I've seen neither spam nor abuse in captions, but I have seen plenty of lousy ma...

judge2020 · on Sept 29, 2020

There's also the situation where regular people submit their "community-contributed" captions where it's obvious that they used Google Translate themselves.

https://youtu.be/8PGghyfRVtE

gwern · on Sept 29, 2020

On the other hand, I've seen some shockingly good machine captions, where I'm fairly sure they were machine because they were just uploaded or I noticed technical terms being transcribed phonetically, but they nevertheless manage to transcribe better than I can understand it. My theory is that they prioritize the full-power RNN transcriptions for only some new videos, and haven't gone back over the full historical YT corpus.

palijer · on Sept 29, 2020

The captions for Google meetings are frighteningly good and accurate. We use a lot of acronyms, and made up words that it turns into acronyms. I sometimes get spooked because even with it off, I know all those meetings and social calls are sitting in some google db to be turned into something someday.

ShockedUnicorn · on Sept 29, 2020

I wish they'd care more about people with foreign accents. I still find any type of google voice recognition unusable, unless I lay on a really bad fake texan accent.

jk700 · on Sept 29, 2020

Some people and orgs upload videos with subtitles, especially those targeting international viewers.

gwern · on Sept 29, 2020

I am well aware of that, but when the video comes with no slides and not even a summary, you can guess that they were not paying hundreds of dollars to have it professionally transcribed, and you can also guess that humans were not involved anywhere in the process (either to generate or review it) when they, say, phonetically transcribe fairly common technical jargon which is written prominently on the slide which has been fullscreened for the past minute in the video.

(Is it really so hard to believe that the usual neural network progress curve has happened for speech transcription and that the future is already here, just unevenly distributed across videos?)

missedthecue · on Sept 29, 2020

I have seen plenty of profane machine captions, but never any profane abuse in crowdsourced ones.

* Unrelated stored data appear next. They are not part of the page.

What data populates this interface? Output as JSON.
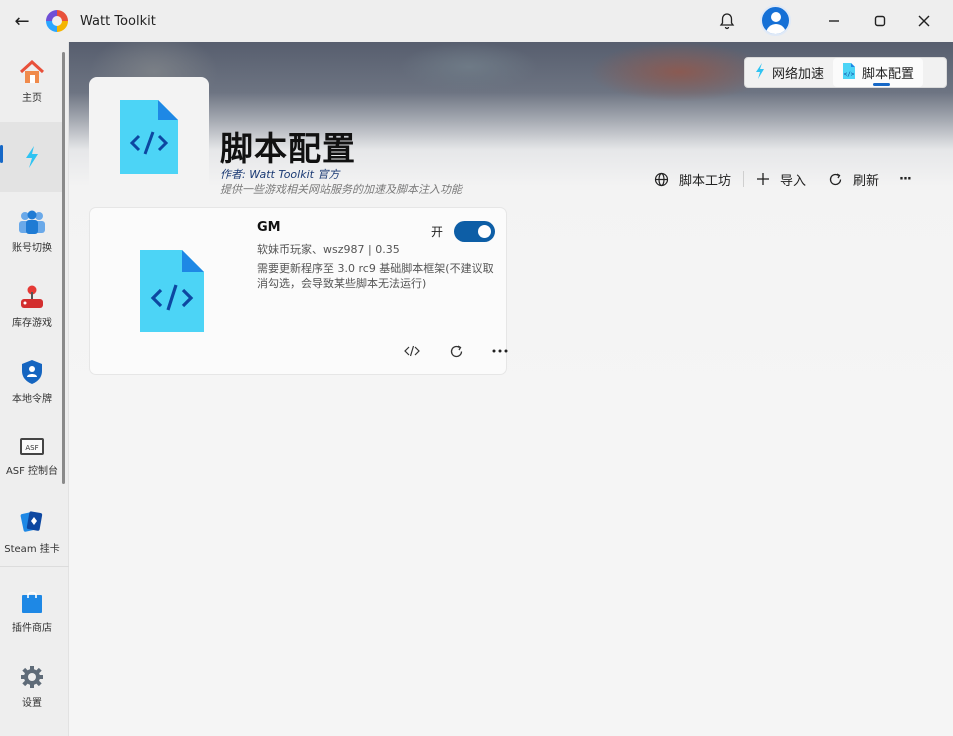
{
  "app": {
    "title": "Watt Toolkit"
  },
  "sidebar": {
    "items": [
      {
        "label": "主页",
        "icon": "home-icon"
      },
      {
        "label": "",
        "icon": "lightning-icon"
      },
      {
        "label": "账号切换",
        "icon": "users-icon"
      },
      {
        "label": "库存游戏",
        "icon": "joystick-icon"
      },
      {
        "label": "本地令牌",
        "icon": "shield-icon"
      },
      {
        "label": "ASF 控制台",
        "icon": "asf-icon"
      },
      {
        "label": "Steam 挂卡",
        "icon": "cards-icon"
      },
      {
        "label": "插件商店",
        "icon": "store-icon"
      },
      {
        "label": "设置",
        "icon": "gear-icon"
      }
    ]
  },
  "tabs": [
    {
      "label": "网络加速"
    },
    {
      "label": "脚本配置"
    }
  ],
  "header": {
    "title": "脚本配置",
    "author": "作者:  Watt Toolkit  官方",
    "description": "提供一些游戏相关网站服务的加速及脚本注入功能"
  },
  "toolbar": {
    "workshop": "脚本工坊",
    "import": "导入",
    "refresh": "刷新",
    "more": "···"
  },
  "script_card": {
    "title": "GM",
    "meta": "软妹币玩家、wsz987 | 0.35",
    "description": "需要更新程序至 3.0 rc9 基础脚本框架(不建议取消勾选，会导致某些脚本无法运行)",
    "toggle_label": "开",
    "enabled": true
  },
  "colors": {
    "accent": "#1668c7",
    "toggle": "#0d5ea6",
    "script_icon": "#4cd4f6"
  }
}
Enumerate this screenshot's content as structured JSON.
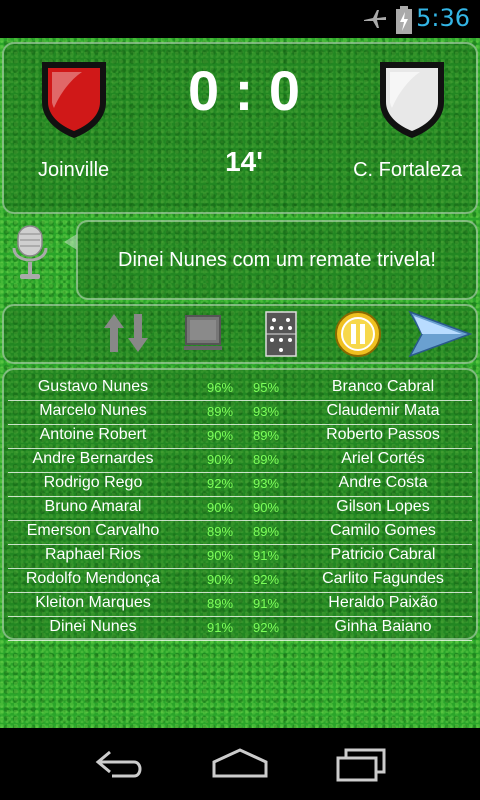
{
  "status_bar": {
    "time": "5:36",
    "icons": [
      "airplane-mode-icon",
      "battery-charging-icon"
    ]
  },
  "match": {
    "home_team": "Joinville",
    "away_team": "C. Fortaleza",
    "score": "0 : 0",
    "minute": "14'",
    "home_color": "#d01818",
    "away_color": "#e8e8e8"
  },
  "commentary": {
    "text": "Dinei Nunes com um remate trivela!"
  },
  "controls": [
    "substitution-arrows-icon",
    "tactics-board-icon",
    "formation-field-icon",
    "pause-button-icon",
    "play-next-icon"
  ],
  "players": [
    {
      "home": "Gustavo Nunes",
      "home_pct": "96%",
      "away_pct": "95%",
      "away": "Branco Cabral"
    },
    {
      "home": "Marcelo Nunes",
      "home_pct": "89%",
      "away_pct": "93%",
      "away": "Claudemir Mata"
    },
    {
      "home": "Antoine Robert",
      "home_pct": "90%",
      "away_pct": "89%",
      "away": "Roberto Passos"
    },
    {
      "home": "Andre Bernardes",
      "home_pct": "90%",
      "away_pct": "89%",
      "away": "Ariel Cortés"
    },
    {
      "home": "Rodrigo Rego",
      "home_pct": "92%",
      "away_pct": "93%",
      "away": "Andre Costa"
    },
    {
      "home": "Bruno Amaral",
      "home_pct": "90%",
      "away_pct": "90%",
      "away": "Gilson Lopes"
    },
    {
      "home": "Emerson Carvalho",
      "home_pct": "89%",
      "away_pct": "89%",
      "away": "Camilo Gomes"
    },
    {
      "home": "Raphael Rios",
      "home_pct": "90%",
      "away_pct": "91%",
      "away": "Patricio Cabral"
    },
    {
      "home": "Rodolfo Mendonça",
      "home_pct": "90%",
      "away_pct": "92%",
      "away": "Carlito Fagundes"
    },
    {
      "home": "Kleiton Marques",
      "home_pct": "89%",
      "away_pct": "91%",
      "away": "Heraldo Paixão"
    },
    {
      "home": "Dinei Nunes",
      "home_pct": "91%",
      "away_pct": "92%",
      "away": "Ginha Baiano"
    }
  ],
  "nav_bar": [
    "back-icon",
    "home-icon",
    "recent-apps-icon"
  ]
}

jxramos · on Sept 29, 2020

yep, seen some machine generated profanity before, it's always humorous. That bot has a filthy mouth!

greggman3 · on Sept 29, 2020

According to the article, captions have to be enabled and then individually approved by the channel owner. So of course you'd be unlikely to see spam or abuse in captions since the channel owner is filtering that spam and abuse out.

Not saying I agree with Google's decision. Just saying it makes sense that you wouldn't see spam and abuse.